TITLE:
A Recognition-Based Approach to Segmenting Arabic Handwritten Text
AUTHORS:
Ashraf Elnagar, Rahima Bentrcia
KEYWORDS:
Character Segmentation, Handwritten Recognition Systems, Arabic Handwriting, Neural Networks, Multi-Agents
JOURNAL NAME:
Journal of Intelligent Learning Systems and Applications,
Vol.7 No.4,
November
4,
2015
ABSTRACT: Segmenting Arabic handwritings had been one
of the subjects of research in the field of Arabic character recognition for
more than 25 years. The majority of reported segmentation techniques share a
critical shortcoming, which is over-segmentation.
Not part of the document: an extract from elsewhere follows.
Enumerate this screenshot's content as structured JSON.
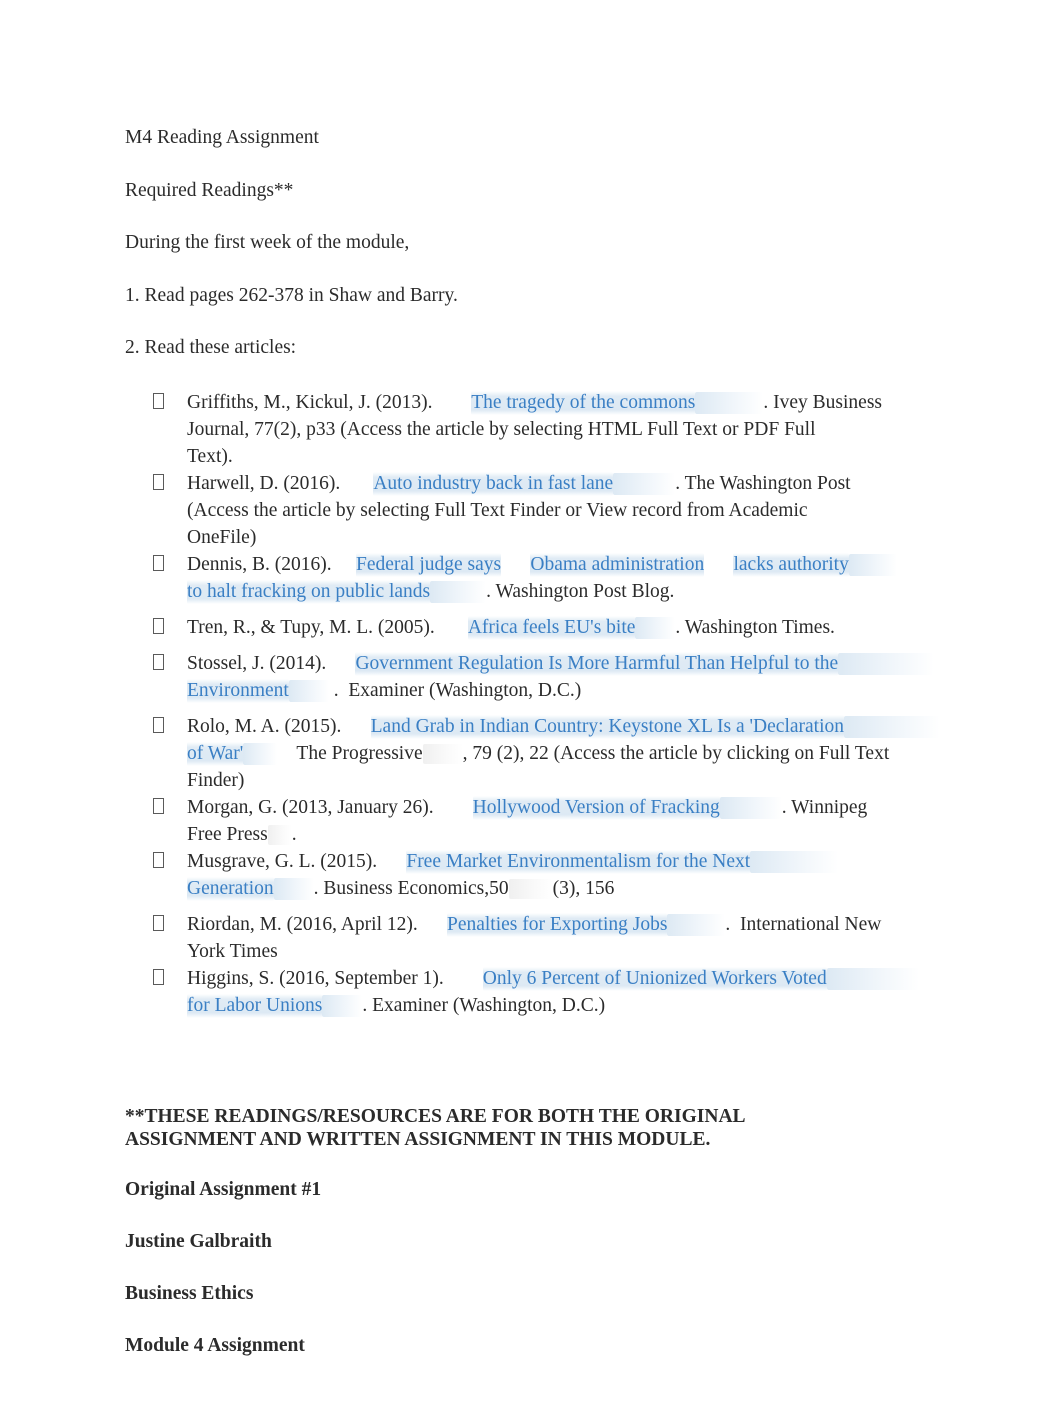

The aim of segmentation is to
produce the letters (segments) of a handwritten word. When a resulting letter
(segment) is made of more than one piece (stroke) instead of one, this is
called over-segmentation. Our objective is to overcome this problem by using an
Artificial Neural Networks (ANN) to verify the resulting segment. We propose a
set of heuristic-based rules to assemble strokes in order to report the precise
segmented letters. Preprocessing phases that include normalization and feature
extraction are required as a prerequisite step for the ANN system for
recognition and verification. In our previous work [1], we did achieve a
segmentation success rate of 86% but without recognition. In this work, our
experimental results confirmed a segmentation success rate of no less than 95%.